日本大百科全書(ニッポニカ) 「家族解体」の意味・わかりやすい解説
家族解体
かぞくかいたい
family disorganization
家族崩壊に向かう過程を意味し、家族組織化の対概念。家族は動態的に把捉されなければならない。家族解体は、その最終的結果としての家族崩壊(家族という構造の崩壊)とは異なる。家族はなんらかの理由によって解体の方向に向かうが、なんらかの理由によって再組織化されていくのが普通である。家族生活は、それぞれの家族成員が、互いに一つの家族であるという観念や感情によって結ばれ、家族の生活事情に応じた生活目標を共有し、それらの目標達成のため、家族成員相互に期待されるリーダーシップあるいは役割を分担し、継続的に協力して営まれている。しかし、各種の外的・内的要因によってこれらの遂行が妨げられる場合、家族機能に障害が発生し、家族としての統合を維持することが困難になることがある。この状況を家族解体といい、この状況に当面した家族を解体家族という。解体の危機にさらされた家族は再組織化へと向かうが、その意味で家族解体は過程の一部分とみられる。
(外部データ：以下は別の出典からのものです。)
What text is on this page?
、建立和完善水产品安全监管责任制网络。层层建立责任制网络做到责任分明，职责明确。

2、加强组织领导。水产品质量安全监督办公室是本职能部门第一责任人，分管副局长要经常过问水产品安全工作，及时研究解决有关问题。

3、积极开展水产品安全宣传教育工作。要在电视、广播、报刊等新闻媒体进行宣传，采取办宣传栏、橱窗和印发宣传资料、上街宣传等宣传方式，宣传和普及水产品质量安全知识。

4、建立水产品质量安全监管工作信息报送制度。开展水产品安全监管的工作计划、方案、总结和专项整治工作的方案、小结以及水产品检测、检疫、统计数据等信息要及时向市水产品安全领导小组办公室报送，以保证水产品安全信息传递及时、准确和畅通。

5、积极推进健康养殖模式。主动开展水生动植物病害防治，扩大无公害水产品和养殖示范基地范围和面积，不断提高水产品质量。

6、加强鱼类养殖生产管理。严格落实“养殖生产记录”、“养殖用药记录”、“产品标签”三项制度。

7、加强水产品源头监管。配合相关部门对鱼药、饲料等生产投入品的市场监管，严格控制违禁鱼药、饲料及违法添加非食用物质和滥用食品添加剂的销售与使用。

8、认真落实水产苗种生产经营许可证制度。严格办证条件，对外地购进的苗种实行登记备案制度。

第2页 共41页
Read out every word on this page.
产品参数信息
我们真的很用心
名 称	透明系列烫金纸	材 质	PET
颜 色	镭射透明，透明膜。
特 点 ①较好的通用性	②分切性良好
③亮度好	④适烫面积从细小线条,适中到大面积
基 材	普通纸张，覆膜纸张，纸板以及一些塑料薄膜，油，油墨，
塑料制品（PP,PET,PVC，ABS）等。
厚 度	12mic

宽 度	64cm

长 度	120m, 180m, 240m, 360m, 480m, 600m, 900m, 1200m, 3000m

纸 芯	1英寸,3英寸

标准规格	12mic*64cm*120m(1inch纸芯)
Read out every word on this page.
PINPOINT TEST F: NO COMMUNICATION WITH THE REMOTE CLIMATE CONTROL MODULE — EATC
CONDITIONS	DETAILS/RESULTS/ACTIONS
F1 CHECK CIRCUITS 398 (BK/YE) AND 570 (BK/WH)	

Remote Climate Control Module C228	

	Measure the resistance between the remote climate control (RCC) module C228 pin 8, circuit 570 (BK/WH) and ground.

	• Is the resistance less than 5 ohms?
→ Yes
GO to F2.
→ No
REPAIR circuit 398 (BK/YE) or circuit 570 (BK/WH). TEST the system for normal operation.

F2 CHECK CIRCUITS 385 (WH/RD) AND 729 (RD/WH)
家族解体をもたらす外的要因としては、災害、戦争、不況による失業などがある。また、内的要因としては、家族成員の病気や事故による身体的・精神的障害、麻薬やアルコール中毒、犯罪、不貞、暴力、過度の浪費、各種の不和などがあげられる。現象的には、夫婦、親子、義理の親子関係の問題として発生する。夫婦間では、死別、別居、離婚、遺棄、蒸発など、また親子間では、家族関係に由来する子供の家出、自殺、児童虐待、さらには親子心中などである。そしてこれらの事態を招くまでに、さまざまな「家族ストレス」の続くのが普通である。また、解体に至らないまでも、慢性的な不和がなかば恒常的に継続して、事実上、家族解体に近い関係もありうる。